Thailand – DOs and DONTs

by sajin on September 12, 2012

Went on a Thailand trip recently for a little over a week. There were some pretty good places and experiences. But then, extensive tourism has made the place like no other. Made us think it would have been good to know these from someone who went earlier and not repeat the mistakes. So here is your Thai cheat-sheet ๐Ÿ™‚

Airport Pickup
If your hotel is not arranging a free pickup, make sure you book a cab beforehand. There are several online ones available. Once you land, taxi is almost double the cost of what is available online.

Short Travel
Never encourage the taxi/tuk-tuk guys who are approaching you and offering a ride, of which there are many. These guys either try to cheat you with high rates or try to offer you a “one stop” ride with a low fare and take you to some shops that they have a tie-up with. Their true colors come out when you are not interested in the kind of shops they are taking you to, and starts threatening to pay a high amount or go shop.

Long Travel
Browse through the local travel agents and find out the prices to the places you want to go to. Come back and book the cab from the travel desk of your hotel, bargaining for the best rate citing the rates you found. You’ll end up paying slightly higher (say, 15-20%) than the other agents, but you are better off using the hotel transport in a country where a good number of guys in this industry are rogue.

Carry enough cash. Many of the shops and even some travel agents and restaurants doesn’t accept (or prefer) credit cards. Even in places that accept, they might ask you for 4% or so extra for using a card.

Always have an idea of how much something you intend to buy costs. You’ve seen bargaining everywhere in the world, but not quite this! Tourists are offered prices which are up to 10 times the actual price of an item (especially for things like handicrafts). And if you ask for too less, vendors act offended and might make some nasty comments. If you would rather avoid this, visit a mall where things have a marked price (like Platinum Fashion Mall in Bangkok). The bargaining percentage is less then ๐Ÿ™‚

Tourist Places
Do not trust people who come to you and offer things, without you seeking out any information. Always verify such information from an official counter or information booth. For example, when we went to see the Grand Palace one person dressed similar to a security staff came and told us the palace was closed until noon due to a Buddhist ceremony. He then helpfully offered us a suggestion to go visit another temple and come back post noon. He also arranged a tuk-tuk for just 20 Bahts!

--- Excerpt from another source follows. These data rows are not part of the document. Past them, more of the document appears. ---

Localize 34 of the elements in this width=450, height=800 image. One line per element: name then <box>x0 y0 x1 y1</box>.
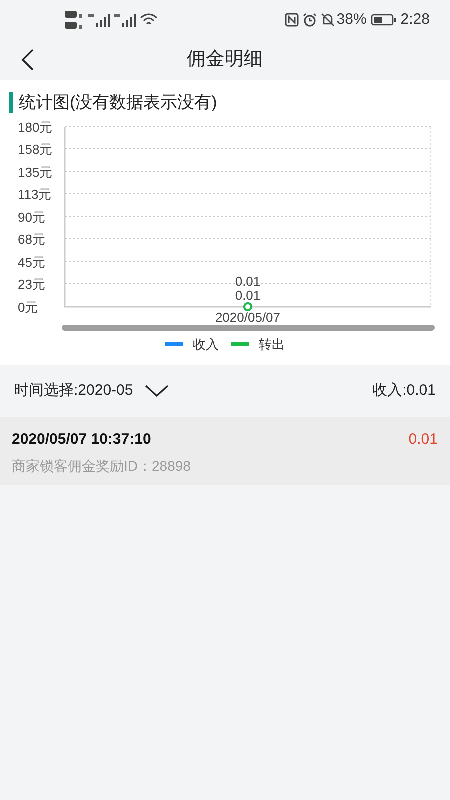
wifi-icon <box>140 13 158 27</box>
record-time: 2020/05/07 10:37:10 <box>12 430 152 450</box>
axis-label: 68元 <box>18 232 46 246</box>
axis-label: 90元 <box>18 210 46 224</box>
axis-label: 45元 <box>18 254 46 270</box>
axis-label: 180元 <box>18 120 53 134</box>
accent-bar <box>9 92 13 114</box>
legend-label: 转出 <box>259 336 285 354</box>
alarm-icon <box>302 13 317 27</box>
data-label: 0.01 <box>235 274 261 288</box>
clock-time: 2:28 <box>400 10 430 30</box>
record-row[interactable]: 2020/05/07 10:37:10 0.01 商家锁客佣金奖励ID：28898 <box>0 417 450 485</box>
axis-label: 2020/05/07 <box>215 310 281 324</box>
chevron-down-icon <box>145 385 170 397</box>
axis-label: 0元 <box>18 300 38 314</box>
data-label: 0.01 <box>235 288 261 302</box>
signal-icon <box>88 13 112 27</box>
axis-label: 135元 <box>18 164 53 180</box>
muted-bell-icon <box>320 13 335 27</box>
month-picker[interactable]: 时间选择:2020-05 <box>14 380 170 402</box>
battery-percent: 38% <box>336 10 367 30</box>
axis-label: 158元 <box>18 142 53 156</box>
signal-icon <box>114 13 138 27</box>
axis-label: 113元 <box>18 186 52 202</box>
nfc-icon <box>284 13 299 27</box>
back-icon <box>21 49 35 71</box>
axis-label: 23元 <box>18 276 46 292</box>
legend-label: 收入 <box>193 336 219 354</box>
battery-icon <box>370 13 397 27</box>
income-total: 收入:0.01 <box>372 380 436 401</box>
record-amount: 0.01 <box>408 430 438 450</box>
page-title: 佣金明细 <box>187 48 263 72</box>
section-title: 统计图(没有数据表示没有) <box>19 92 218 114</box>
record-description: 商家锁客佣金奖励ID：28898 <box>12 456 192 476</box>
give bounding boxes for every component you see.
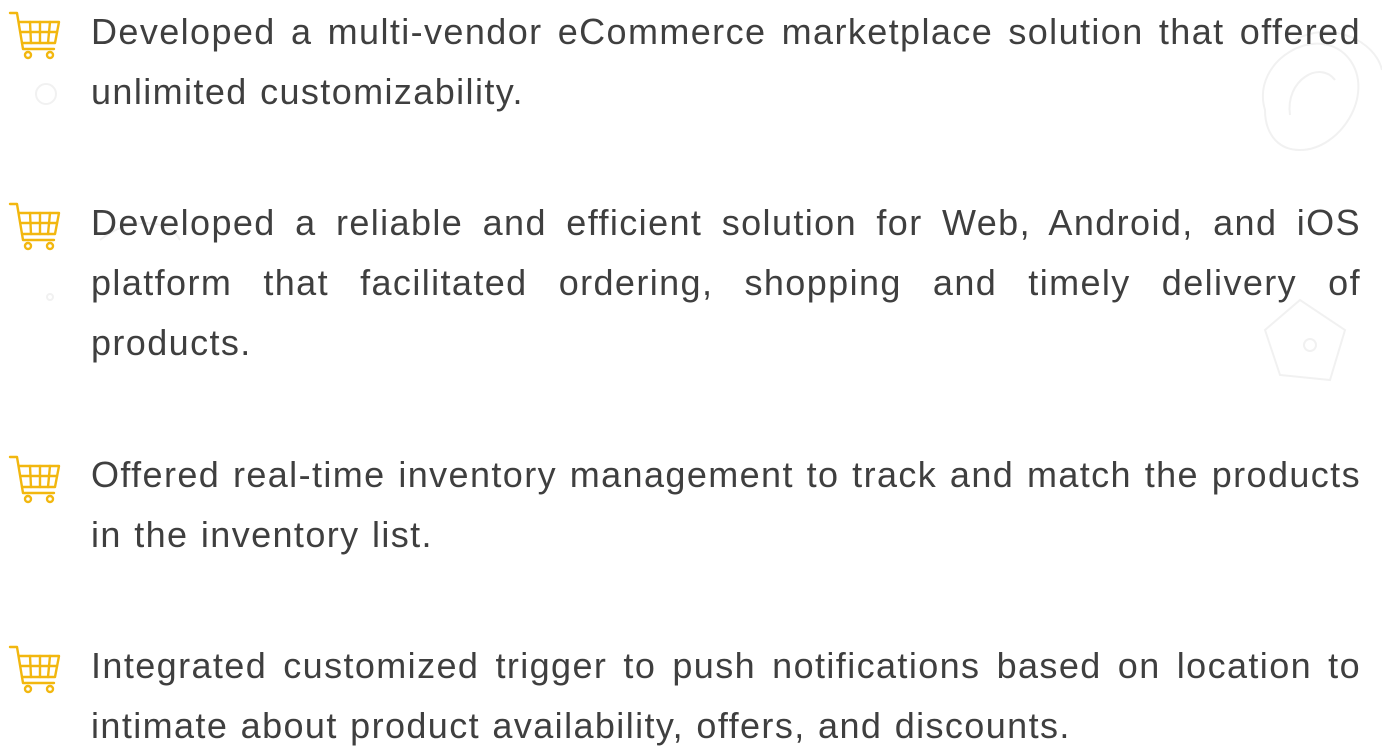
feature-list: Developed a multi-vendor eCommerce marke… [0, 0, 1382, 746]
shopping-cart-icon [6, 449, 64, 507]
feature-text: Offered real-time inventory management t… [91, 454, 1361, 555]
feature-text: Developed a multi-vendor eCommerce marke… [91, 11, 1361, 112]
shopping-cart-icon [6, 196, 64, 254]
shopping-cart-icon [6, 639, 64, 697]
feature-text: Developed a reliable and efficient solut… [91, 202, 1361, 363]
feature-text: Integrated customized trigger to push no… [91, 645, 1361, 746]
shopping-cart-icon [6, 5, 64, 63]
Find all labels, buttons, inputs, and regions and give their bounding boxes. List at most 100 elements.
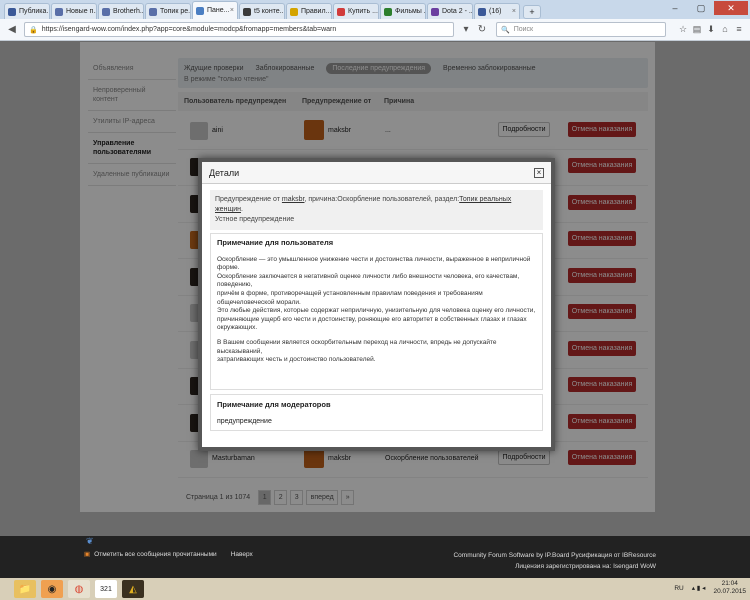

Once we saw the temple, this person took us to a jewelry shop and asked us to just go inside and spend some time so that he gets free fuel coupons from the store. We refused and he started to demand 300 Baht. Luckily the jewelry owners saw this and came to our rescue. We took a taxi back to the palace to find out that there was no such restriction in place. There was another instance in Koh Larn where we took a water scooter for rent for 1 hr @ 700 Baht. When it was 45 minutes they stopped us and started demanding more money for “extra time” and started claiming 700 was for 15 minutes. They now wanted 1500 more! When we tried saying they owed us money for stopping us early, those guys’ manners became menacing. Finally we had to pay 400 Baht extra despite being stopped earlier than agreed. Lesson Learnt: never rent things or use services from a street/beach guy with no office and no written tickets/coupons.

Night Life
If you are going as a family and doesn’t want a piece of night-life, avoid night-market areas and pick-up streets after 7pm. Else, you’ll surely be approached and possibly some advances made. If you are looking towards enjoying the night life and shows, there is plenty of information online.

We absolutely loved visiting the following places

  1. Nong Nooch Garden, Pattaya
  2. Grand Palace, Bangkok
  3. Safari World, Bangkok

River Kwai is worth a visit too. Apart from it being a must-see from a historic perspective, the place is pretty scenic as well.

The following places weren’t as exciting

Koh Larn is an over-crowded beach you are better off avoiding any day. Possibly there are serene beaches still around Thailand, but this is certainly not one among those.

Ayuthaya was OK, but not very impressed having seen places like Belur/Halebidu in India which are richer in terms of workmanship and comparatively well preserved despite being way older.

The tiger temple near Kanchanburi at 600 Baht per person was a rip-off. For an animal lover, the sight of these majestic beasts sedated and put to such puppetry is pretty sad.

Floating Market is a very touristy experience than a piece of Thai life.

If you’ve been to Thailand, please do leave your tips in the comments.